The industry must accelerate its most aggressive tactics now - embrace as many new technologies as it can, reallocate its resources to support the understanding that it is a content business and that terrestrial radio is the best at creating content 24/7.

So, which of the three reasons listed above pinpoints the foundation of the lethargy the radio industry finds itself in?

Saturday, December 16, 2006

Radio's 12-24 dilemma - Taking Less to Get More

It's always interesting to follow the trades in our business, especially when the stories are old news. I'm referring to the headlines this week about the Arbitron "fly-in" in which was discussed the fact that the radio industry has ignored the 12-24 year old audience to the point that the very future of the business is at stake because traditional radio has offered this generation nothing for over ten years. This isn't new news!
Our research has shown this age group, in general, doesn't feel like there's any compelling reason to listen to terrestrial radio.
Other researchers have flown this flag, yet the radio industry has just ignored these warnings. Why?!

It should be no secret that the answer lies in top lines, bottom lines and senior management's ability to once again prove their short-sightedness and place the almight dollar ahead of their own future.

Yet, I can't really blame them. The real blame sits with advertising agencies and radio clients who have been brainwashed to believe that 12-24 year olds don't have disposable income. Maybe they understand that this age group has tons of money ready to spend on everything from movies and music to clothing and electronics; these buyers of radio time have simply following the "lemming law" and inadvertantly led the radio industry down a path of self-destruction.

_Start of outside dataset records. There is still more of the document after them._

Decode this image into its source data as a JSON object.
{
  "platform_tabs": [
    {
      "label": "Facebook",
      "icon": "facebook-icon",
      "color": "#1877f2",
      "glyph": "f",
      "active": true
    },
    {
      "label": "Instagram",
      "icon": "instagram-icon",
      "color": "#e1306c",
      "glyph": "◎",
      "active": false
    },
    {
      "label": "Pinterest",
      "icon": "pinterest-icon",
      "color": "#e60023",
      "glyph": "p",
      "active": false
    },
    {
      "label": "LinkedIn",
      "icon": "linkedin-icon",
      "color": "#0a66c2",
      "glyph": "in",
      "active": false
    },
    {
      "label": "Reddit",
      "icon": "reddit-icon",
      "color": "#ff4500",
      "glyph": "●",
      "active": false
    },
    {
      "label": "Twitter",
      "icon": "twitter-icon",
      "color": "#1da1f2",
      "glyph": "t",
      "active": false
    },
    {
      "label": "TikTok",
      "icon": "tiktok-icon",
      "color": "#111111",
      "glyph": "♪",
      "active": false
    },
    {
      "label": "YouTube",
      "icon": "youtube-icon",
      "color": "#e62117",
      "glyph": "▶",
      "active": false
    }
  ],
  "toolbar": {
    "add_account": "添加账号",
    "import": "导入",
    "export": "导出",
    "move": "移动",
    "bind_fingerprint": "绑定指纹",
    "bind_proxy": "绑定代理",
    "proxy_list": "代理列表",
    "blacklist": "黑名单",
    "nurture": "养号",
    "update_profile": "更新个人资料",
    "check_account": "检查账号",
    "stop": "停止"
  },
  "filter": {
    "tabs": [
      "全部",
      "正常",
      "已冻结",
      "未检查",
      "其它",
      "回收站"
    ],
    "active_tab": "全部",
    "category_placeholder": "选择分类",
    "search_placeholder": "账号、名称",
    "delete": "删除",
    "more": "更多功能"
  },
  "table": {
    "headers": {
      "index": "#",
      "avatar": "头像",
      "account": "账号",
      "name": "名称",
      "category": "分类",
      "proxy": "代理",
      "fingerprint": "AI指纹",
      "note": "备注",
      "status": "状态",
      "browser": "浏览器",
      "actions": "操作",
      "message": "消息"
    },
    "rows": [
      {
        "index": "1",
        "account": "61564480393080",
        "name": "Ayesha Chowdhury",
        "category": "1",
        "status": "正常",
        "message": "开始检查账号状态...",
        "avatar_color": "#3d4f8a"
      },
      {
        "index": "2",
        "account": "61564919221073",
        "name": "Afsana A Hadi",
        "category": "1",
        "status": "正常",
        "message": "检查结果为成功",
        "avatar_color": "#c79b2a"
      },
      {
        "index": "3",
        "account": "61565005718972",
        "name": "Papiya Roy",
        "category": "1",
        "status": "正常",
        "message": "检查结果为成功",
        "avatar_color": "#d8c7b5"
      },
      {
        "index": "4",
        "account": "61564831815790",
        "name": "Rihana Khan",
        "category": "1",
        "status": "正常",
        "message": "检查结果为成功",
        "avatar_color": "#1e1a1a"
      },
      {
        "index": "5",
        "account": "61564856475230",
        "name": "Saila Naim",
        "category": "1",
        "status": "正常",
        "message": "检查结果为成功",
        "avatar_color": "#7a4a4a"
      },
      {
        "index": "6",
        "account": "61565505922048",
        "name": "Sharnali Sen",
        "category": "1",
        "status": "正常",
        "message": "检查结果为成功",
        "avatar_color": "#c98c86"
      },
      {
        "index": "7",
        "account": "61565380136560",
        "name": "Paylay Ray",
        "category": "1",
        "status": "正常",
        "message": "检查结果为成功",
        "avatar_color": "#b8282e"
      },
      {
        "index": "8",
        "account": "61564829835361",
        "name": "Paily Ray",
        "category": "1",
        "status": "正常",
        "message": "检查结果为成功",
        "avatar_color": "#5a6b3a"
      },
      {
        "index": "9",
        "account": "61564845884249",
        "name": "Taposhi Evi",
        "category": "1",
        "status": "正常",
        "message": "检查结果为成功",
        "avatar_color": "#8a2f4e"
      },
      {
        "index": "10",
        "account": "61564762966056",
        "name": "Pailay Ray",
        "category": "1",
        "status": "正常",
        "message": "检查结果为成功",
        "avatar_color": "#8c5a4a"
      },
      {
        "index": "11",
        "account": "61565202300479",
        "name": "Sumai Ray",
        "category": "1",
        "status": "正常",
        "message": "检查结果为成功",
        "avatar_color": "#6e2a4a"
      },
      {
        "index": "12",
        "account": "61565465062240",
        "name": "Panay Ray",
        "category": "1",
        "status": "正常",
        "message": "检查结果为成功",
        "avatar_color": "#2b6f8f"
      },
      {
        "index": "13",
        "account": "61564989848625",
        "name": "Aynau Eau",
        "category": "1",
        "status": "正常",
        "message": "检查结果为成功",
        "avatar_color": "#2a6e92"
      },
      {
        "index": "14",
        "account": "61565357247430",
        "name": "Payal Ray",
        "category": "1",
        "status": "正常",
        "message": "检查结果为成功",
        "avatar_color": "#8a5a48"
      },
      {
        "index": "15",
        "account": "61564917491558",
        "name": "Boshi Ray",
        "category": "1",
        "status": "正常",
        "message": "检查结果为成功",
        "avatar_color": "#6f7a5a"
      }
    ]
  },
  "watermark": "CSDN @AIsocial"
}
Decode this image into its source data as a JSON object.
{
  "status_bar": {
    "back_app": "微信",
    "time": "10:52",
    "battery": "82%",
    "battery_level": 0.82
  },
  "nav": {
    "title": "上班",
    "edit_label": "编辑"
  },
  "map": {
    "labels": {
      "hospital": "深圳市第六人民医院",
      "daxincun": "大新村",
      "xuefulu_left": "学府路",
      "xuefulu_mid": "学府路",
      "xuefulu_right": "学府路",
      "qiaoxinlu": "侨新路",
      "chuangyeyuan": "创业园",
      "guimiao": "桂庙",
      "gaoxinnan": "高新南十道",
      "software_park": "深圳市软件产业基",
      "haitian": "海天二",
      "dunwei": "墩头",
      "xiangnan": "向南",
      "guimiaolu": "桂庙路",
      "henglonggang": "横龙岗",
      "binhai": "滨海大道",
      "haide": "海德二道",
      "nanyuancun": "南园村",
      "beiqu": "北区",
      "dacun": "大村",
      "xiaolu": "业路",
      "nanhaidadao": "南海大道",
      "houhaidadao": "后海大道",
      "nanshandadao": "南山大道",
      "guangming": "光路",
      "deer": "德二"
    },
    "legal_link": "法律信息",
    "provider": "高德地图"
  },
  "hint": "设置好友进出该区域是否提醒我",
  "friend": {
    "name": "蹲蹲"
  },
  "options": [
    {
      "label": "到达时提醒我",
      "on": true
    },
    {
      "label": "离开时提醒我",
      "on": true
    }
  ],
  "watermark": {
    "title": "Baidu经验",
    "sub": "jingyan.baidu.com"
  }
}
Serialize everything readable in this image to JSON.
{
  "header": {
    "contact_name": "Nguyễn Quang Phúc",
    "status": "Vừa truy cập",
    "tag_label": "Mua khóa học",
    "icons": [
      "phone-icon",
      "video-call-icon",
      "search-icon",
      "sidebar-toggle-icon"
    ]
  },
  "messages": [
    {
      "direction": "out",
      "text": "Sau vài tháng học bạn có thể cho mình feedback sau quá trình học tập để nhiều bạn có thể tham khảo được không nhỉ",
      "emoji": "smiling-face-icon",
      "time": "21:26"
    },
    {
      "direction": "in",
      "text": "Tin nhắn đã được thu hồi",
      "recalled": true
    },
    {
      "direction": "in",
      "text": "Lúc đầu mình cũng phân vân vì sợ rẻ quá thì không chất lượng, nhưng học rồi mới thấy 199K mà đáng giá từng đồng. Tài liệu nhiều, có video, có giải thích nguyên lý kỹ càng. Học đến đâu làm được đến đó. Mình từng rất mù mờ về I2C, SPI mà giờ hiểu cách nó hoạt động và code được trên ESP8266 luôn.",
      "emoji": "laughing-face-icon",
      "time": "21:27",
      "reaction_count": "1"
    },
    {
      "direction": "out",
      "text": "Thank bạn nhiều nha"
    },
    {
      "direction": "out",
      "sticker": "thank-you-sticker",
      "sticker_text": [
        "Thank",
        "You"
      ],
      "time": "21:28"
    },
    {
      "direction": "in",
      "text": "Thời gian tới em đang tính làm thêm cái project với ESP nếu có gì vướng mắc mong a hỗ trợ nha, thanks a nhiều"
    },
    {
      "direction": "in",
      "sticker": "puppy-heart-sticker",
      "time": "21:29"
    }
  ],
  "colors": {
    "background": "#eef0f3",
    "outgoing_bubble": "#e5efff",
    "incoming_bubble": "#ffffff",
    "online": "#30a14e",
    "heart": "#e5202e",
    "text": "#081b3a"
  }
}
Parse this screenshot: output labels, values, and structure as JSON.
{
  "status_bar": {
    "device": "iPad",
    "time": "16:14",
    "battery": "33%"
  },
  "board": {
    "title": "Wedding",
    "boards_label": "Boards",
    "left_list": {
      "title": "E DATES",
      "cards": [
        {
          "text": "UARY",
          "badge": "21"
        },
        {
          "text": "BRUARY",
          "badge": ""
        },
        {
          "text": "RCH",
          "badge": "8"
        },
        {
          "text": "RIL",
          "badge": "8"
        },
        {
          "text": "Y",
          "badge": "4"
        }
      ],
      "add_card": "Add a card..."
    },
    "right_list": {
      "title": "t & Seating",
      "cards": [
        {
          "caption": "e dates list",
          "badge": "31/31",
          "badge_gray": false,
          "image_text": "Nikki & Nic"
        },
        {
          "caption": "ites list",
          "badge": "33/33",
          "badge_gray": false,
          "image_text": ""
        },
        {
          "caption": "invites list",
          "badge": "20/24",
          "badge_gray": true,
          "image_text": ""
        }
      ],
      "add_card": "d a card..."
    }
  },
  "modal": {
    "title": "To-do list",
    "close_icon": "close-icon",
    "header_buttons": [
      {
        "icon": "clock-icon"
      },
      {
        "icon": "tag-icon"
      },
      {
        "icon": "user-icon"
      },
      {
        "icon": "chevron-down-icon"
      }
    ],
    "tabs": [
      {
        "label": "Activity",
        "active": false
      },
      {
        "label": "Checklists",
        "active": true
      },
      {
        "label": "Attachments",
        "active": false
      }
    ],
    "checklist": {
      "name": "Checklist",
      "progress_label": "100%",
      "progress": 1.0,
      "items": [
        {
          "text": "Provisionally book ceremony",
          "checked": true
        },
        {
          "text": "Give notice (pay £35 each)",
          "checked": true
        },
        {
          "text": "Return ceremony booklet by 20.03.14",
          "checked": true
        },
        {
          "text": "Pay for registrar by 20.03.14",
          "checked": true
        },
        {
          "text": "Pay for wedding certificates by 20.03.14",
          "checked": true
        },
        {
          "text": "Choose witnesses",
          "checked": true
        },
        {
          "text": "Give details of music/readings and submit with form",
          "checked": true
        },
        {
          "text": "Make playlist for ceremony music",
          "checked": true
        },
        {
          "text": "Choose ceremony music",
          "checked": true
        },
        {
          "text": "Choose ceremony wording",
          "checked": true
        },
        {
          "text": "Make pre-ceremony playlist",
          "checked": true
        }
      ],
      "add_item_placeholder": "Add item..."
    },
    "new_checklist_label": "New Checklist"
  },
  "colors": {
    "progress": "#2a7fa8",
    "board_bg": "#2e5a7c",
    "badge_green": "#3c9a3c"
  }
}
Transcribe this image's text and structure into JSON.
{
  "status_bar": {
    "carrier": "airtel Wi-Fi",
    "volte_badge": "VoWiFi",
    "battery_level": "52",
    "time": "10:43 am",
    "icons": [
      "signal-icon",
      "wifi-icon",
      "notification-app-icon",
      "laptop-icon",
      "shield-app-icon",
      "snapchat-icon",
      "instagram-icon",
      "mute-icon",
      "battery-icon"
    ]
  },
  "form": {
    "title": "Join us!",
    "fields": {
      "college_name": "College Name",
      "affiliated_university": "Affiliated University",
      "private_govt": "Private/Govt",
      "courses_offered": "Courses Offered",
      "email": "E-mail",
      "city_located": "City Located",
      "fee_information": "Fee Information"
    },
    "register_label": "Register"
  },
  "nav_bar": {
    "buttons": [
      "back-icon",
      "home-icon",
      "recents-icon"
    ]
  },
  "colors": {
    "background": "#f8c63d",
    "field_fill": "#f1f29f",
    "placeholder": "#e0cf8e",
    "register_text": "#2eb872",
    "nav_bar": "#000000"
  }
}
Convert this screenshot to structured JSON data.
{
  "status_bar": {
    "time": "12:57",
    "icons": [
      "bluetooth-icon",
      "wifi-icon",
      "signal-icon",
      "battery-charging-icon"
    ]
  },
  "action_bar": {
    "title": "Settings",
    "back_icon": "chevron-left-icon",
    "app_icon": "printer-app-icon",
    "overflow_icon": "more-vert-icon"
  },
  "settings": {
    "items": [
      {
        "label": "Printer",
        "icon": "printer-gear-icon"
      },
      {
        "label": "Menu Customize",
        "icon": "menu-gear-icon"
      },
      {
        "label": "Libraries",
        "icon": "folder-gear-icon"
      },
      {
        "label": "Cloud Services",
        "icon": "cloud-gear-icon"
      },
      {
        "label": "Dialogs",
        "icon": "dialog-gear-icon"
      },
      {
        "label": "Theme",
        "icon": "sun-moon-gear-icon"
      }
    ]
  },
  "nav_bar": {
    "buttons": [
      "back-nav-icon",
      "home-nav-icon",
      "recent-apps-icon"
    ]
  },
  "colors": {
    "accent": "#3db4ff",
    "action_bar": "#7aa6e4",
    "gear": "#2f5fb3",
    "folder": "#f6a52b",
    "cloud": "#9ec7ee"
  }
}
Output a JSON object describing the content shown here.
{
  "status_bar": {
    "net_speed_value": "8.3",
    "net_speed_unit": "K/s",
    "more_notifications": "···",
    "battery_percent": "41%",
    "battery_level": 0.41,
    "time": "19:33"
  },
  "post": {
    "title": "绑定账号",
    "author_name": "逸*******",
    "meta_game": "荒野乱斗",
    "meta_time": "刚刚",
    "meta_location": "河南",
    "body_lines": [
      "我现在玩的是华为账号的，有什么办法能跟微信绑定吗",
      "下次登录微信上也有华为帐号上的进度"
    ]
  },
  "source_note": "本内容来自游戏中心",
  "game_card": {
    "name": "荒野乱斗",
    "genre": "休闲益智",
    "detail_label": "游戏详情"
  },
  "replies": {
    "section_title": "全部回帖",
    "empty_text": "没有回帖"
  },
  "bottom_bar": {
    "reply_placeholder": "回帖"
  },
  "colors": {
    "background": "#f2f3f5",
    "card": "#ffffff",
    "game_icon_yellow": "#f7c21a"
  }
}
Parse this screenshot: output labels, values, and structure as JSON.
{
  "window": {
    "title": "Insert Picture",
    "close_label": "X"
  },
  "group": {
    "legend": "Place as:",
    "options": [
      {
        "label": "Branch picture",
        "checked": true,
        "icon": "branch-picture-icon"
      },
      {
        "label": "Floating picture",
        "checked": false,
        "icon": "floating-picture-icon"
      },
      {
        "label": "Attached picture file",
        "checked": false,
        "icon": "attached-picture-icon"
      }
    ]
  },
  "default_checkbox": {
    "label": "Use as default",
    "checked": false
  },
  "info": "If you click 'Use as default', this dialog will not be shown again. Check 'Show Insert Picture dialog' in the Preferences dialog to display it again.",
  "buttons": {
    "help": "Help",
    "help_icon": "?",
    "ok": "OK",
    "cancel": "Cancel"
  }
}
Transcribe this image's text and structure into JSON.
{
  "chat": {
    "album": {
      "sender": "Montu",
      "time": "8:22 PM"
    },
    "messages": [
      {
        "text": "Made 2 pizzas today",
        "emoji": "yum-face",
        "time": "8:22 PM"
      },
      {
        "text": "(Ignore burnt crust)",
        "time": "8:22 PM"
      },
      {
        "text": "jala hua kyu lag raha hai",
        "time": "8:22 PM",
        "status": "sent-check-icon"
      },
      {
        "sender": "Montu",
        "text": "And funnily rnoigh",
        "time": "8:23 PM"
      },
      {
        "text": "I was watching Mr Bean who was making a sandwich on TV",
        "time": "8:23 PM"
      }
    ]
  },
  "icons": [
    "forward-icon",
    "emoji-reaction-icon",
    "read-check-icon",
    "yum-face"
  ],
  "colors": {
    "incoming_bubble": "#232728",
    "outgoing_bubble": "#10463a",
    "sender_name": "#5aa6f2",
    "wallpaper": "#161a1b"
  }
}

While running radio stations for CBS not so long ago, I recall the frustration we had walking out of buyers' offices when they had explained that this younger generation wasn't their core target for some of the radio clients they represent, yet they had no problem spending money on youth cable networks such as MTV to promote movies, for example. The buyers just couldn't see the same relationship radio had with this active consumer group and so they wouldn't buy radio.

So, over the years, management at traditional radio followed the money and did not develop programming and personalities that would compel this generation of 12-24 year olds to stay glued to their radios like previous generations. Their rationale was, " if we can't get buyer support in 12-24's, we'll go where the money is: the 25-54 family reunion demo." Obviously, radio is a business and businesses need to make profit. But radio's always been in the business of making money and for some reason the industry has ignored the concept that it needs to develop future audiences.

Consolidation led to ownership concentration which led to the concept of cost savings and the dream of leveraging audiences on multiple stations for increased revenue. In other words, greed blinded an industry that couldn't see it had a future. Wall Street forced traditional radio to focus so much on this quarter, this month - even this week's sales, that it forgot its future.

In the words of humorist Kin Hubbard, "the hardest thing is to take less when you can get more," and traditional radio hasn't worked hard enough to take less.